After a lengthy legal battle between New York’s Comptroller and the Superintendent of Insurance, New York’s highest court has held that the Comptroller may not exercise its audit powers over the New York Liquidation Bureau (NYLB) and may not audit funds/assets under the NYLB’s control.  Dinallo v. DiNapoli, 2007 N.Y. Slip.
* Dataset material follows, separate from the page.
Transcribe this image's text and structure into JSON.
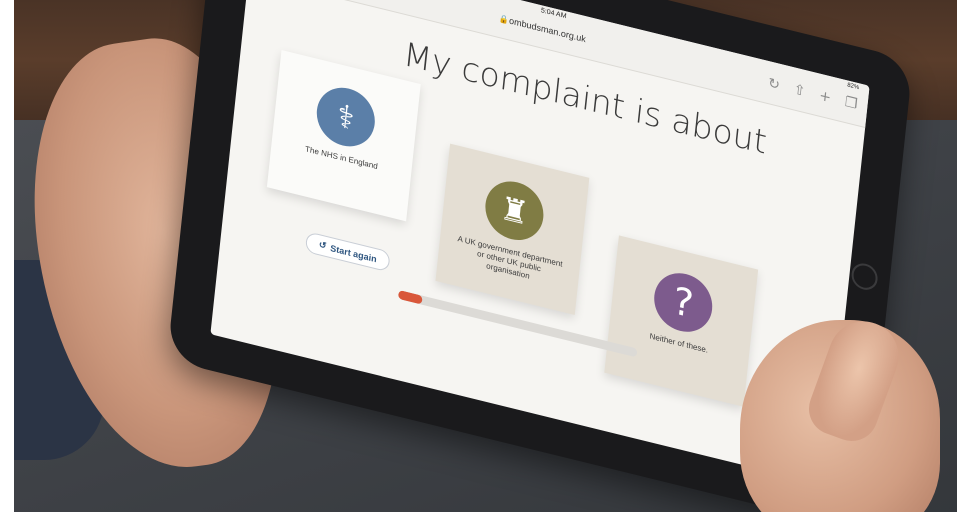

Op. 07497 (N.Y.  Oct. 11, 2007).  Click here to read the decision.

In reaching its conclusion, the opinion emphasizes the two “separate and distinct” roles of the Superintendent of Insurance:  (i) as supervisor and regulator of the insurance industry in New York; and (ii) as a court-appointed receiver on behalf of distressed insurers.  The opinion holds, among other things, that:

  • The NYLB is not a state agency;
  • The Superintendent, as liquidator, is acting in a capacity as liquidator of a private business and is not a “state officer”;
  • The Superintendent’s role as liquidator is “judicial and private, while the Superintendent’s role as regulator and supervisor is “administrative and public”;
  • Equitable title to estate assets under NYLB control rests with the distressed insurer, while legal title is held by the Superintendent; and,
  • The estate assets are not “moneys of the state” and not subject to audit by the Comptroller.

Thus, the decision serves to limit not only the ability of the Comptroller to audit the NYLB, but also to delineate the limited and separate role of the Superintendent when acting as liquidator.